Classical Statistical (In-Sample) Intuitions Don't Generalize Well: A Note on Bias-Variance Tradeoffs, Overfitting and Moving from Fixed to Random Designs
This clarifies foundational discrepancies in statistical learning for researchers and practitioners, though it is incremental in highlighting a known design difference.
The paper shows that moving from fixed to random designs in statistical analysis fundamentally changes textbook intuitions about bias-variance tradeoffs, explaining why phenomena like double descent and benign overfitting appear in modern machine learning but not in classical statistics.

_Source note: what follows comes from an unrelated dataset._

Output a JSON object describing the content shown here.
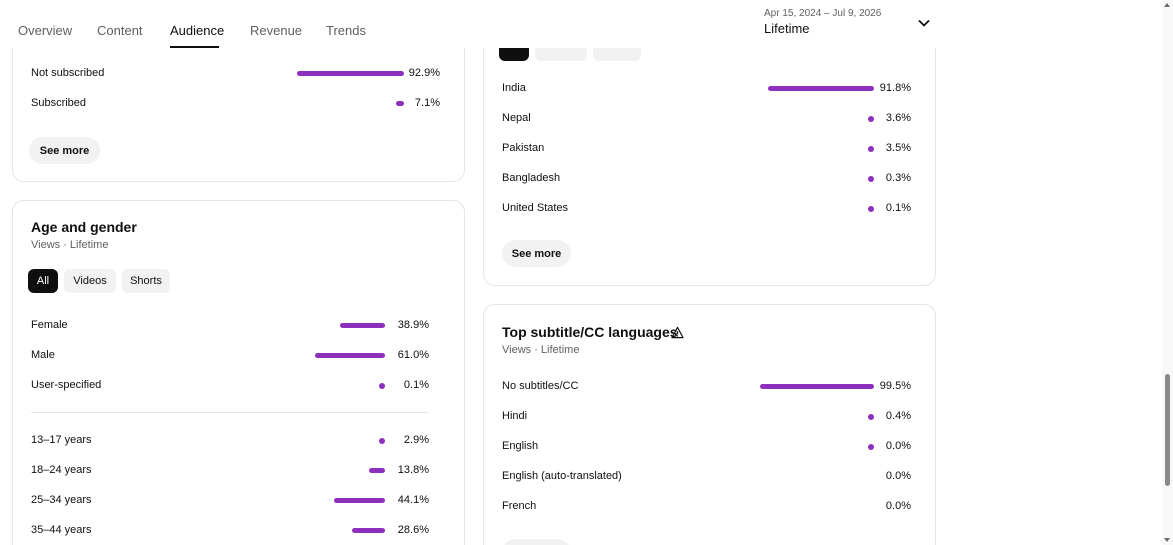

The sudden appearance of modern machine learning (ML) phenomena like double descent and benign overfitting may leave many classically trained statisticians feeling uneasy -- these phenomena appear to go against the very core of statistical intuitions conveyed in any introductory class on learning from data. The historical lack of earlier observation of such phenomena is usually attributed to today's reliance on more complex ML methods, overparameterization, interpolation and/or higher data dimensionality. In this note, we show that there is another reason why we observe behaviors today that appear at odds with intuitions taught in classical statistics textbooks, which is much simpler to understand yet rarely discussed explicitly. In particular, many intuitions originate in fixed design settings, in which in-sample prediction error (under resampling of noisy outcomes) is of interest, while modern ML evaluates its predictions in terms of generalization error, i.e. out-of-sample prediction error in random designs. Here, we highlight that this simple move from fixed to random designs has (perhaps surprisingly) far-reaching consequences on textbook intuitions relating to the bias-variance tradeoff, and comment on the resulting (im)possibility of observing double descent and benign overfitting in fixed versus random designs.